Since \[x \geqslant 6\] cannot be possible when \[2 < x \leqslant 3\], this case is not possible.
\[(iv)x > 3 \to (4)\]
Here the given condition is \[\left| {x - 1} \right| + \left| {x - 2} \right| + \left| {x - 3} \right| \geqslant 6\] can be written as \[x - 1 + x - 2 + x - 3 \geqslant 6\]
Since modulus of any number gives its absolute value.
\[ \Rightarrow x - 1 + x - 2 + x - 3 \geqslant 6\]
We add the constant terms together and \[x\] terms together.
\[ \Rightarrow 3x - 6 \geqslant 6\]
We take 6 from left hand side to right hand side
\[ \Rightarrow 3x \geqslant 6 + 6\]
On adding we get,
\[ \Rightarrow 3x \geqslant 12\]
Let us divide \[3\] on both side we get,
\[ \Rightarrow x \geqslant 4\]
As we have considered in equation \[\;\left( 4 \right)\], \[x > 3\] means that the values of x can be any value greater than \[3\] but not \[3\] or any value less than\[3\].
Since \[x \geqslant 4\] is possible when\[x > 3\], this case is true.
Now, from the results of the above \[4\] cases, it is evident that when \[x\] satisfies \[\left| {x - 1} \right| + \left| {x - 2} \right| + \left| {x - 3} \right| \geqslant 6\] the value of \[x\] will be given only when \[x \leqslant 0\] or \[x \geqslant 4\]
Hence proved.

Note: In this type of question we need to be aware that the modulus of any terms will give its absolute value.

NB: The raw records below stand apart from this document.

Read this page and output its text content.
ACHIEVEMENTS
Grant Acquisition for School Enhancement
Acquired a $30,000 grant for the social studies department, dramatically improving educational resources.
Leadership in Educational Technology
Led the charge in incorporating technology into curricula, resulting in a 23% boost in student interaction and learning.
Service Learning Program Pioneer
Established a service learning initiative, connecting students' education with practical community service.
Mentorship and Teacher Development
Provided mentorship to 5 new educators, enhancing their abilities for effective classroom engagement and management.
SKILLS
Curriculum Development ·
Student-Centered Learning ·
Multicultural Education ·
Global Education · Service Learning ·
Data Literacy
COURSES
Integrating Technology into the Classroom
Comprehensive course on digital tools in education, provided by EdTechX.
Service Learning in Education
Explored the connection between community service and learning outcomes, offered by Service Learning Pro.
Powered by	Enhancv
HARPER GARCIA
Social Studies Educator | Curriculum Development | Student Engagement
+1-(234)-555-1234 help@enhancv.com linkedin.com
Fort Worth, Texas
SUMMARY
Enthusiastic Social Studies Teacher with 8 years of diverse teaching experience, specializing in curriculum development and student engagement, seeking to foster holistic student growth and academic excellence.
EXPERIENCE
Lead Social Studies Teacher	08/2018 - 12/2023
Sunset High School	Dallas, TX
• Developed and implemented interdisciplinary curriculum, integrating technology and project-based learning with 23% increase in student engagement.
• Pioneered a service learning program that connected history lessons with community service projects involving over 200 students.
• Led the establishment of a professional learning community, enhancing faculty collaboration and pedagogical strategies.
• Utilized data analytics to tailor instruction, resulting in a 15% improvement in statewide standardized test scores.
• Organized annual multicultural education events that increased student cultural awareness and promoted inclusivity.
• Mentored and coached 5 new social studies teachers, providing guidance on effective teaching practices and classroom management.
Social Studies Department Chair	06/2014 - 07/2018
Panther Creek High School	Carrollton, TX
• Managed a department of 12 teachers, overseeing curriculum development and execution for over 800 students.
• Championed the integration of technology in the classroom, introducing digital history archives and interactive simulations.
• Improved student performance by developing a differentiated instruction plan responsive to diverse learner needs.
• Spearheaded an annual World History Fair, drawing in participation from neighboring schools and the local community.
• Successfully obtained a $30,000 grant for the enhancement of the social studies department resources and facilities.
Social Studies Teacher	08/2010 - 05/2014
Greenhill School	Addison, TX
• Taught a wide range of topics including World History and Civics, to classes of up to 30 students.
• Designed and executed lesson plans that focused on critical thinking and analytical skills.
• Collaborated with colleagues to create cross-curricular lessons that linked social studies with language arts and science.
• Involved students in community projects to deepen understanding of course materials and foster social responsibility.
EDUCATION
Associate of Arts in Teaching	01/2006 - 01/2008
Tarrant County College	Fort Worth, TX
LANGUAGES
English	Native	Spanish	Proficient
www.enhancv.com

That is the negative sign can be neglected.
For example, $\left| 5 \right| = \left| 5 \right|$ and $\left| { - 25} \right| = \left| {25} \right|$
Here some of the properties of the modulus value as follow:
$\left| x \right| + \left| y \right| \geqslant \left| {x + y} \right|$
$\left| 0 \right| = 0$
$\left| x \right| \geqslant 0$
The next thing we need to be careful when we deal with inequalities; If we have to multiply or divide both sides of an inequality by a negative number, we will reverse the direction of the given inequality sign.